Even more to the point, a large tip could pay off in the tipper feeling good about themselves. So while they may be worse off in the monetary sense, the benefit of feeling good could outweigh the monetary costs.

Self-interest that only looks at monetary issues and short-term is a bad economic theory. But, it doesn't mean that self-interest is incorrect. Economists (and others) just need to realize that self-interest includes many, many different variables, and not all of them are obvious to those watching the actions of individuals.

Posted by: Mike Masnick at February 17, 2005 10:58 PM

Mike, so cool that you had Frank as a professor!

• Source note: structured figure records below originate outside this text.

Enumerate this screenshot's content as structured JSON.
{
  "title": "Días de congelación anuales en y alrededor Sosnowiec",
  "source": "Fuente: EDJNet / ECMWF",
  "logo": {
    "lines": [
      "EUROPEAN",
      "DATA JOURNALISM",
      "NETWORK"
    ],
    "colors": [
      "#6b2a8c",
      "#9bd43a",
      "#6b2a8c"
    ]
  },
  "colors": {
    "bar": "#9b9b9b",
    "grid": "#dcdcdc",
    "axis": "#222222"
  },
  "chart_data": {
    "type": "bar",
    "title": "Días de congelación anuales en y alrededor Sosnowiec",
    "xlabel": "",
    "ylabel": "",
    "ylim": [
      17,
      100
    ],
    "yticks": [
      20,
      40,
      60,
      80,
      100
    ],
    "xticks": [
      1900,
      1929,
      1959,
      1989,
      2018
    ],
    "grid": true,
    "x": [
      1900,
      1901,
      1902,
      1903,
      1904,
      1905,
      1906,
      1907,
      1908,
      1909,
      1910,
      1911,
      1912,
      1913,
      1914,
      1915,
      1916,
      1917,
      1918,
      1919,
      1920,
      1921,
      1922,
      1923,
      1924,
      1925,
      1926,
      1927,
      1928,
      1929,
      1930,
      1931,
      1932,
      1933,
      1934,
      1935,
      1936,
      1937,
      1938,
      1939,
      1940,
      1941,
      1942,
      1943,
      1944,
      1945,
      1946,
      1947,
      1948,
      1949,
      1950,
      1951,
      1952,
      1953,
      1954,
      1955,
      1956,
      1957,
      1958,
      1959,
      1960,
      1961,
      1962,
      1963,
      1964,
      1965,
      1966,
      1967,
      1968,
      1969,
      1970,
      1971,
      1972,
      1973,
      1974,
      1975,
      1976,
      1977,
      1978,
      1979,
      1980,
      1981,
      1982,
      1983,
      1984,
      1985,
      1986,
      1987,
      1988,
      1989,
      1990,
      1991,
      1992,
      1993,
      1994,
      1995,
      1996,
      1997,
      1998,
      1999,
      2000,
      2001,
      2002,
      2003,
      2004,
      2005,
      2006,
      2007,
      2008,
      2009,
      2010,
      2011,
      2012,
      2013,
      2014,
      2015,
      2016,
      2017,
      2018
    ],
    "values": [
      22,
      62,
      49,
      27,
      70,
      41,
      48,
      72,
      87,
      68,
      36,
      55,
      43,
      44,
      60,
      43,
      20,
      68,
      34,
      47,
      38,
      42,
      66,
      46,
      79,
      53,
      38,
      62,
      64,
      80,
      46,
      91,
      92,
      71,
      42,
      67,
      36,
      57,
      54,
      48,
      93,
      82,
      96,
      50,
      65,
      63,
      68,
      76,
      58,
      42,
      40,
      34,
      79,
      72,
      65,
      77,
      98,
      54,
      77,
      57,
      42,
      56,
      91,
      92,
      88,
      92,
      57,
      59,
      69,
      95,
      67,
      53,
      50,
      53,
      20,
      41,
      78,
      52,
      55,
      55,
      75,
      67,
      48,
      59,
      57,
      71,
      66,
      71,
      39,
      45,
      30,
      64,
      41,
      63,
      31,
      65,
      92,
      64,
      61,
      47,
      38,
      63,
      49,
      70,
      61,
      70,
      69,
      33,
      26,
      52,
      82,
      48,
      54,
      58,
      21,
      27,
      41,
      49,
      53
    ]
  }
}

Point well taken about how self-interest is sometimes, and even more often than not, about satisfying non-economic needs. But as I understand it, there's a debate about precisely how far the theory of non-economic self-interest goes in explaining apparent altruism. I.e. can it explain really hard-core limit cases, like deeply religious people who live in penury to serve the poor, or, perhaps more to the point, people who give their lives -- the ultimate nonrenewable, nonreplacable good -- to save someone else?

It's possible it can. Though this also the territory of various evolutionary theories -- such as David Sloan Wilson's fascinating work on the idea of religious groups as evolutionary mechanisms propagating their own survival, with people as cells within the larger religious organism.

Posted by: Clive at February 18, 2005 12:36 PM

They need to teach "Theory of Moral Sentiments" before they crack open "Wealth of Nations"...

Posted by: donna at February 18, 2005 2:37 PM

Heh.

Posted by: Clive at February 18, 2005 4:41 PM

Clive> there are many many economists these days who do not monomaniacally ascribe to rational-actor thought.

Me.

What's wierd is, I knew that by the second year of grad school but I didn't quit. Which was irrational, because now I have to be an economist, whom everyone expects to be an emotionally stunted marketophile. Bleh.